Медный тазик. Номинация

   Шторм усилился. Пришлось прекратить промысел. Наконец-то можно заняться личной жизнью: Написать письмо, постирать шмотки, побриться. Можно конечно обмотать робу фалом, привесить что нибудь тяжёлое и опустить за борт на пару часов (старый морской способ стирки), на ходу так выполощет - почище любого порошка... Так ведь нет! Дитя цивилизации - попёрся в прачечную. Впрочем, " прачечная " - слишком громко сказано: помещение два на два, почти напротив входа в МКО (машинно-котельное отделение), в котором и было только - пара тазиков да две стиральных машины - ручная и одичавшая. Первая - это доска с оцинкованной поверхностью, выполненной в форме слегка взволнованного моря.
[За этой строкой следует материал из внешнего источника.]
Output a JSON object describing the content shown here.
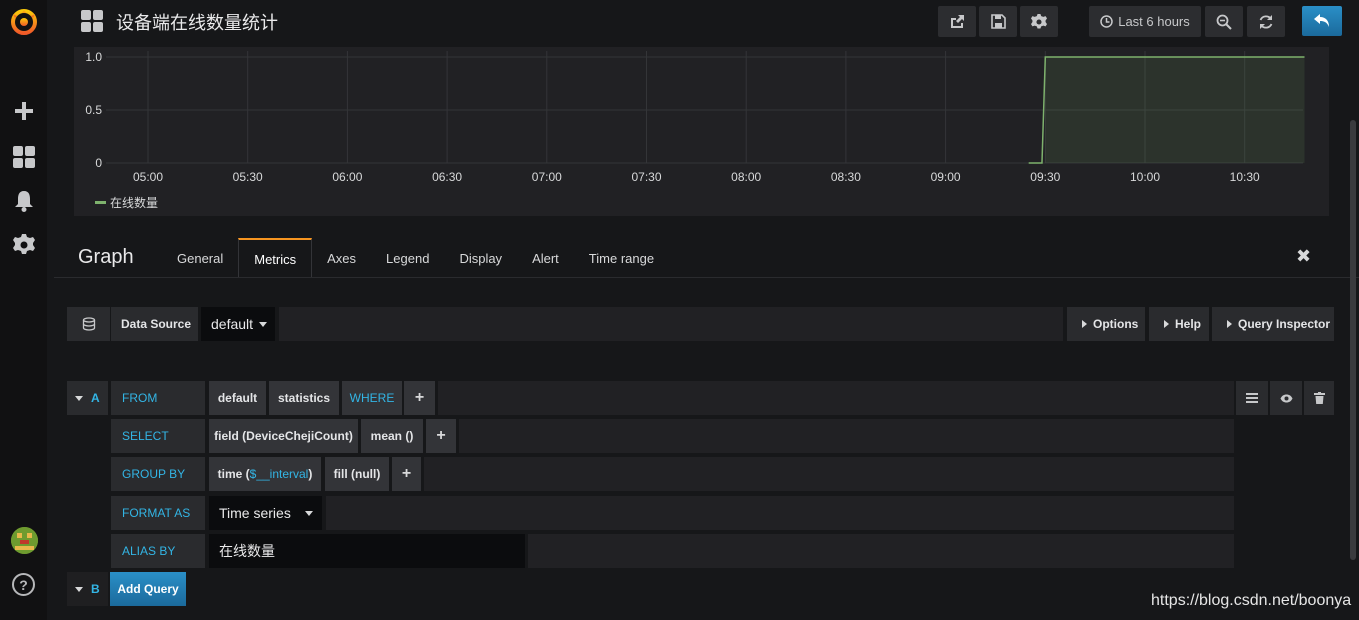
{
  "dashboard": {
    "title": "设备端在线数量统计"
  },
  "toolbar": {
    "time_range": "Last 6 hours"
  },
  "chart_data": {
    "type": "line",
    "x": [
      "05:00",
      "05:30",
      "06:00",
      "06:30",
      "07:00",
      "07:30",
      "08:00",
      "08:30",
      "09:00",
      "09:30",
      "10:00",
      "10:30"
    ],
    "yticks": [
      "1.0",
      "0.5",
      "0"
    ],
    "ylim": [
      0,
      1
    ],
    "series": [
      {
        "name": "在线数量",
        "color": "#7eb26d",
        "points": [
          [
            "09:25",
            0
          ],
          [
            "09:29",
            0
          ],
          [
            "09:30",
            1
          ],
          [
            "10:48",
            1
          ]
        ]
      }
    ],
    "grid": true,
    "legend": "bottom-left"
  },
  "editor": {
    "title": "Graph",
    "tabs": [
      "General",
      "Metrics",
      "Axes",
      "Legend",
      "Display",
      "Alert",
      "Time range"
    ],
    "active_tab": "Metrics"
  },
  "datasource": {
    "label": "Data Source",
    "value": "default",
    "options_btn": "Options",
    "help_btn": "Help",
    "inspector_btn": "Query Inspector"
  },
  "query_a": {
    "letter": "A",
    "from_label": "FROM",
    "from_db": "default",
    "from_measure": "statistics",
    "where_label": "WHERE",
    "select_label": "SELECT",
    "select_field": "field (DeviceChejiCount)",
    "select_fn": "mean ()",
    "groupby_label": "GROUP BY",
    "groupby_time_prefix": "time (",
    "groupby_time_var": "$__interval",
    "groupby_time_suffix": ")",
    "groupby_fill": "fill (null)",
    "format_label": "FORMAT AS",
    "format_value": "Time series",
    "alias_label": "ALIAS BY",
    "alias_value": "在线数量"
  },
  "query_b": {
    "letter": "B",
    "add_label": "Add Query"
  },
  "watermark": "https://blog.csdn.net/boonya"
}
Вторая стояла на более высокой ступени эволюции и таила в своих недрах вместо сердца - пламенный мотор. Правда, в коктейле её хромосом был один генетический изъян - не работала пусковая обмотка этого самого электромотора. И чтобы её запустить, необходимо было перегнувшись через сам агрегат, просунуть руку в её интимное место и крутануть шкив ротора. Причём, сделать это нужно было сразу после включения таймера - пока не задымилась обмотка статора. Фактически - она заводилась с толкача!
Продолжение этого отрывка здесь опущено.